It’s getting hard to resist measuring, I really feel like I gained a bit of length already. I will still wait the full 30 day delay I committed to. I have a tendency to get obsessed over tiny gains and tracking them, which doesn’t lead to a good mental attitude. Since I’m doing the most time-consuming routine thus far in my PE career, motivation and attitude are key. Hence why I will not measure. In fact, might just put my tape and ruler in a hard to reach place until the 30 days have passed.

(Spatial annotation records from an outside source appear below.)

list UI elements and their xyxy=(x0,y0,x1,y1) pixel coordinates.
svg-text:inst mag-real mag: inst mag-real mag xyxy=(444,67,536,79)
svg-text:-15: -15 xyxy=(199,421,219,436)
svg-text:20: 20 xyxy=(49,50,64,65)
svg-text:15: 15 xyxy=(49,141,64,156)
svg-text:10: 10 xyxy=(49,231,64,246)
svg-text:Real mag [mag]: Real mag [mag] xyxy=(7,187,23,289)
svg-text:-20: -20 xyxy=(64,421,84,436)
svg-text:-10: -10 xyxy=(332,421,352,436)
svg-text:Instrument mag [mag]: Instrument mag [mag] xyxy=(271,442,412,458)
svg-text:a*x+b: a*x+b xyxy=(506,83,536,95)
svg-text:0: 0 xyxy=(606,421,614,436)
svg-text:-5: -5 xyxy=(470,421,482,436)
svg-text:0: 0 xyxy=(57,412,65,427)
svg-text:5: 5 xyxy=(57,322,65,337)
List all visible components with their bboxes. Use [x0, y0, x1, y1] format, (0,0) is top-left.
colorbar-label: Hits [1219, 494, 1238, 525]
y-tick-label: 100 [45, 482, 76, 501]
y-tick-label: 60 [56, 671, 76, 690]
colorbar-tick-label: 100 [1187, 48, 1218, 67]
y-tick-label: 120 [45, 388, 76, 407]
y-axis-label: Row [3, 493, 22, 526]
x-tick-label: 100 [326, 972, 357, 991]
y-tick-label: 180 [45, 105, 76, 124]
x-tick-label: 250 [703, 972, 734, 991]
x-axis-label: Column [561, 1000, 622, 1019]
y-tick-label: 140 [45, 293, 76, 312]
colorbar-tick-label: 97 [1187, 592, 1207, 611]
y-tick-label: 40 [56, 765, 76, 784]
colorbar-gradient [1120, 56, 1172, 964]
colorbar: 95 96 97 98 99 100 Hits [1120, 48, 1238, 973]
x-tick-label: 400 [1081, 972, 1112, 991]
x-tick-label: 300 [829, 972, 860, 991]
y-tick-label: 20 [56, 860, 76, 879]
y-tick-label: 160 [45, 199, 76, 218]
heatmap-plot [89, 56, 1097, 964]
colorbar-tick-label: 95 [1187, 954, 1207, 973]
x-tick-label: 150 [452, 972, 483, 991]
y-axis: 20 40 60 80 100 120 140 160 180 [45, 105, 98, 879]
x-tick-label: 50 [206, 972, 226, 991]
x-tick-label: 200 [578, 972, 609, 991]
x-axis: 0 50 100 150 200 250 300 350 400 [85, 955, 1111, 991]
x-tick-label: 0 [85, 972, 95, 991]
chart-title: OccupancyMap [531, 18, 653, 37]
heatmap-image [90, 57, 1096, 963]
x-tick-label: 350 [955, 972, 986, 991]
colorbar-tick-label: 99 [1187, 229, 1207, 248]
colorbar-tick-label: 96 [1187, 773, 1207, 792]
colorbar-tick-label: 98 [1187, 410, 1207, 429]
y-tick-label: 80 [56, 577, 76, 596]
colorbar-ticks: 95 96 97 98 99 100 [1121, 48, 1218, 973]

As for the routine, hung SO 60min, of which ~30 were at 10 lbs. I then reached a relatively high level of fatigue, at which point I decreased the weight to 9, then 8 lbs. I then subsided to what I consider to be optimal. I am pretty sure I could have pushed it and be fine, but this AYCE routine is all about listening to my body and pushing it just beyond its current limit. I then proceeded with 2 10min sets of pumping, and took the pressure to 5.5inHg. I am really starting to get the feeling for what high conditioning is. For a long time, anything above 4inHg would give me a high amount of red dots on the shaft skin. At first I was sometimes getting a few at 5inHg, and recently none at all and also less of the "tingling slight ache" feeling of pressure. I take this to be pressure habituation due to clamping. Anyway, this is all comes back to listening to my body and pushing it just beyond its limit. 5.5 felt great, and so I will stay there for a couple sessions and see where it takes me.

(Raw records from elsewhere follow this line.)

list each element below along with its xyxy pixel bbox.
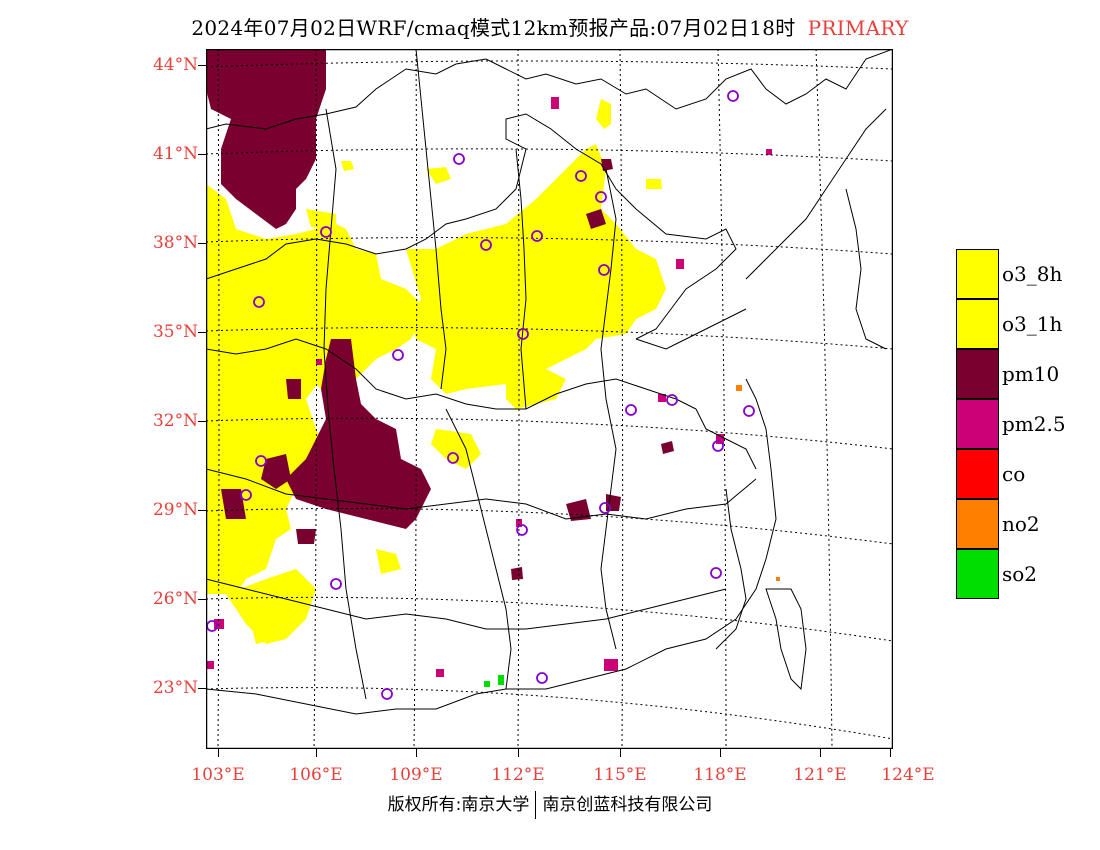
legend-item-pm10: pm10 — [956, 349, 1100, 399]
lat-tick — [198, 243, 206, 244]
lon-tick — [518, 749, 519, 757]
legend-label: o3_8h — [1002, 262, 1063, 286]
lat-label-23n: 23°N — [152, 678, 198, 698]
legend-swatch — [956, 399, 999, 449]
lon-tick — [720, 749, 721, 757]
lon-tick — [316, 749, 317, 757]
lat-label-26n: 26°N — [152, 589, 198, 609]
lon-label-118e: 118°E — [693, 765, 747, 785]
lon-label-106e: 106°E — [289, 765, 343, 785]
title-tag: PRIMARY — [807, 16, 909, 40]
lat-tick — [198, 154, 206, 155]
legend-swatch — [956, 449, 999, 499]
legend-label: pm2.5 — [1002, 412, 1066, 436]
graticule — [206, 49, 893, 749]
lon-label-115e: 115°E — [593, 765, 647, 785]
lat-tick — [198, 421, 206, 422]
pollutant-map — [206, 49, 893, 749]
lat-tick — [198, 510, 206, 511]
legend-item-no2: no2 — [956, 499, 1100, 549]
coastline — [715, 108, 887, 691]
legend: o3_8h o3_1h pm10 pm2.5 co no2 so2 — [956, 249, 1100, 599]
legend-label: o3_1h — [1002, 312, 1063, 336]
lat-label-44n: 44°N — [152, 55, 198, 75]
legend-swatch — [956, 549, 999, 599]
legend-swatch — [956, 249, 999, 299]
legend-label: pm10 — [1002, 362, 1060, 386]
pm10-region — [206, 49, 674, 580]
lat-tick — [198, 332, 206, 333]
legend-item-co: co — [956, 449, 1100, 499]
lon-label-109e: 109°E — [389, 765, 443, 785]
lon-tick — [890, 749, 891, 757]
legend-item-o3-1h: o3_1h — [956, 299, 1100, 349]
city-markers — [206, 90, 755, 700]
lat-label-41n: 41°N — [152, 144, 198, 164]
no2-region — [736, 385, 780, 581]
lat-label-29n: 29°N — [152, 500, 198, 520]
legend-swatch — [956, 499, 999, 549]
lon-label-112e: 112°E — [491, 765, 545, 785]
legend-label: no2 — [1002, 512, 1040, 536]
title-text: 2024年07月02日WRF/cmaq模式12km预报产品:07月02日18时 — [191, 16, 796, 40]
legend-label: co — [1002, 462, 1026, 486]
lat-tick — [198, 688, 206, 689]
map-title: 2024年07月02日WRF/cmaq模式12km预报产品:07月02日18时 P… — [0, 12, 1100, 41]
lon-label-124e: 124°E — [881, 765, 935, 785]
footer-right: 南京创蓝科技有限公司 — [542, 795, 713, 815]
lon-tick — [620, 749, 621, 757]
lon-tick — [820, 749, 821, 757]
lat-tick — [198, 599, 206, 600]
lat-label-38n: 38°N — [152, 233, 198, 253]
legend-item-o3-8h: o3_8h — [956, 249, 1100, 299]
boundaries — [206, 49, 893, 715]
lon-tick — [218, 749, 219, 757]
legend-swatch — [956, 349, 999, 399]
footer-divider — [535, 791, 537, 819]
lat-tick — [198, 65, 206, 66]
legend-label: so2 — [1002, 562, 1038, 586]
so2-region — [484, 675, 504, 687]
copyright-footer: 版权所有:南京大学 南京创蓝科技有限公司 — [0, 790, 1100, 819]
map-frame — [206, 49, 893, 749]
lon-label-121e: 121°E — [793, 765, 847, 785]
lon-label-103e: 103°E — [191, 765, 245, 785]
lon-tick — [416, 749, 417, 757]
lat-label-32n: 32°N — [152, 411, 198, 431]
legend-item-so2: so2 — [956, 549, 1100, 599]
footer-left: 版权所有:南京大学 — [387, 795, 530, 815]
lat-label-35n: 35°N — [152, 322, 198, 342]
legend-item-pm25: pm2.5 — [956, 399, 1100, 449]
legend-swatch — [956, 299, 999, 349]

WK went great, allowed myself 30min since it’s the weekend. EQ still at 8+, maybe even 9. Really amazed by that, probably I am doing something right. Did one clamp set, 10 minutes, good expansion but really focused on clamping further towards the base. I have been noticing the "clamp bite" is starting to get noticeable recently, which is the reason for the change. I guess I should have been doing this from the start but it requires an extra hand with my current setup.
Will try to pump again tonight, and will keep the hanging weight to 9 and see if I reach fatigue that way (aiming for 60min). From what I understand, at these weights fatigue is cumulative over multiple days and one should "ride it".